Rucaparib showed a significant improvement in progression-free survival compared with docetaxel in metastatic castration- resistant prostate cancer.
Patients who have metastatic castration- resistant prostate cancer (mCRPC) and exhibit the BRCA2 mutation often face a challenging prognosis. However, insights shared by David R. Wise, MD, PhD, at the 41st Annual Chemotherapy Foundation Symposium Innovative Cancer Therapy for Tomorrow®, held on November 8 to 10, 2023, shed light on positive outcomes for this specific subgroup. Highlighting the TRITON3 trial (NCT02975934) findings, Wise explained that the PARP inhibitor rucaparib (Rubraca) showed a significant improvement in progression-free survival (PFS) compared with docetaxel. Specifically, findings revealed a PFS of 11.2 months with rucaparib vs 8.3 months with docetaxel (HR, 0.53; 95% CI, 0.37-0.77).1
“The [TRITON3] trial successfully met its primary end point of overall best physician’s choice. Within the [BRCA] subset, improvement with rucaparib over docetaxel is evident. The significant improvement seen within this subset informs my clinical approach due to the substantial use of docetaxel. In the absence of comparative data between other PARP inhibitors and docetaxel, I leans toward selecting a PARP inhibitor for patients with BRCA2 mutations,” Wise said. Wise is assistant professor of medicine and urology at New York University (NYU) Grossman School of Medicine in New York, medical oncologist and director of the Genitourinary Medical Oncology Program, and codirector of the Department of Medicine Clinical Investigator Track NYU Langone Health in New York.

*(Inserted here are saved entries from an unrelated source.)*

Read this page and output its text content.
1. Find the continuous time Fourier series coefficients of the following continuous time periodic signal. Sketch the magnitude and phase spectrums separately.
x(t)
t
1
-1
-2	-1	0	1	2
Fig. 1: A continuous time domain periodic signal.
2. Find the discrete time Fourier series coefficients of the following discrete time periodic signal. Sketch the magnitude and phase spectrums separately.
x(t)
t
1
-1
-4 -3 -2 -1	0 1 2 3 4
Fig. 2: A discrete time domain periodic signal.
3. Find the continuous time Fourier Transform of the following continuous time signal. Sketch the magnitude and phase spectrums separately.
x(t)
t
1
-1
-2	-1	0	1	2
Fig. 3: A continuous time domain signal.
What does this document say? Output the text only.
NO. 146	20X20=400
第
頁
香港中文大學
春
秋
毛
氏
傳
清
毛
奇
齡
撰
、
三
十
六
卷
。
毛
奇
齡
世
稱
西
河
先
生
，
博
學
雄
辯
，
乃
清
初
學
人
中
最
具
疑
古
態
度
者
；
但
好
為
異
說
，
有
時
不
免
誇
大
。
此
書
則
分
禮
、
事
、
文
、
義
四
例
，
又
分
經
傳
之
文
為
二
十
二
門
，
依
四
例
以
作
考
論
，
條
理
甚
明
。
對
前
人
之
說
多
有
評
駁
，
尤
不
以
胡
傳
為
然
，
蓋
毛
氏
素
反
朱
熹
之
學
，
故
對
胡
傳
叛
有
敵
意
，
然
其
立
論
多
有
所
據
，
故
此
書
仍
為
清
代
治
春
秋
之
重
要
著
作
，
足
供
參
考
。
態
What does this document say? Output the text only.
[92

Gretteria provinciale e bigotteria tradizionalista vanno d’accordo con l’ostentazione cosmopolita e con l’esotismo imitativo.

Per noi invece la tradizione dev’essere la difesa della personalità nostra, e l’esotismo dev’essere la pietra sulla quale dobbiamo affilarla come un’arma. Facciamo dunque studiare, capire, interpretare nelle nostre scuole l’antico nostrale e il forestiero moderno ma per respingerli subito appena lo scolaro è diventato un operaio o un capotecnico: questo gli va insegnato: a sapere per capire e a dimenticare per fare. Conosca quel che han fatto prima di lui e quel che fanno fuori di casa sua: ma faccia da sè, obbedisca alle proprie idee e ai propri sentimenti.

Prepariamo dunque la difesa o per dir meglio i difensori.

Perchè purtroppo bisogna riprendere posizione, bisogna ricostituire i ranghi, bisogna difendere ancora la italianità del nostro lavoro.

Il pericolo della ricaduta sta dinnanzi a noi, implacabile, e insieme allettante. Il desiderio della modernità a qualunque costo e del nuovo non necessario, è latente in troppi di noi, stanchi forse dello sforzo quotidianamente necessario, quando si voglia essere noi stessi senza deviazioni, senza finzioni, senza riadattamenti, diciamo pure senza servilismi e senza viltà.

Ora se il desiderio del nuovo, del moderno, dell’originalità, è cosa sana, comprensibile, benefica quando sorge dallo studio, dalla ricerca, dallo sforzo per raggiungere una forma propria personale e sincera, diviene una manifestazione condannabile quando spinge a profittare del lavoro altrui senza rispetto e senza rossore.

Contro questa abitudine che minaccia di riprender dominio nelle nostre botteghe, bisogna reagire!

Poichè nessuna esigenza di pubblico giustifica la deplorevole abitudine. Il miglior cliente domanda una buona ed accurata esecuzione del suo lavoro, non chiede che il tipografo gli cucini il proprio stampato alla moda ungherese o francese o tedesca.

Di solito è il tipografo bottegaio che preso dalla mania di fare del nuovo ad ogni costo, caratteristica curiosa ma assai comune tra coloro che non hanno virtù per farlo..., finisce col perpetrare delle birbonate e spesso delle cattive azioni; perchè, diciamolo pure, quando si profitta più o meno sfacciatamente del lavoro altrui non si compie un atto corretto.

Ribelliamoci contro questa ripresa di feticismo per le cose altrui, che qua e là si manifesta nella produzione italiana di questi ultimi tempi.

In the phase 3 TRITON trial, patients were randomly assigned 2:1 between arms. The trial evaluated 4855 patients, with 270 patients receiving 600 mg of oral rucaparib twice a day, and 135 patients receiving physician’s choice of control, which was docetaxel (55% of patients) or second-generation androgen receptor pathway inhibitors abiraterone acetate (Zytiga) (21%) or enzalutamide (Xtandi) (24%). Within these 2 groups, approximately 201 patients in the rucaparib arm and 101 patients receiving physician’s choice of the control had a BRCA mutation.2
The median PFS was 11.2 months in the subgroup with BRCA mutations receiving rucaparib compared with the control group, which was 6.4 months (HR, 0.50; 95% CI, 0.36-0.69; P =.001). The subgroup with ataxia telangiectasia mutations showed less improvement, with a PFS of 8.1 months in the group receiving rucaparib and 6.8 months in the control group (HR, 0.95; 95% CI, 0.59 - 1.52).1,2
Wise highlighted findings from another trial (NCT03732820) that showed benefit for patients with the BRCA2 mutation, evaluating first-line olaparib (Lynparza) plus abiraterone for patients with mCRPC. In this double-blind phase 3 trial, patients were randomly assigned 1:1, receiving either once-daily 1000 mg of abiraterone plus prednisone or prednisolone with twicedaily 300 mg of olaparib or placebo. Investigators reported a significantly longer PFS in the experimental arm vs the control arm of 24.8 vs 16.6 months (HR, 0.66; 95% CI, 0.54-0.81; P =.001).3
Further research with PARP inhibitors such as resistance and perioperative PARP inhibitors as well as combining the PARP inhibitor olaparib with lutetium-177 prostate-specific member antigen (PSMA) therapy is needed.
“I strongly advocate for the initiation of a phase 3 trial focusing on perioperative, PARP inhibitor treatment. I am enthusiastic about collaborating with colleagues on this initiative. There are also promising combination trials involving lutetium-177 PSMA, and in the realm of hormone sensitivity, we anticipate forthcoming data on PARP,” Wise concluded.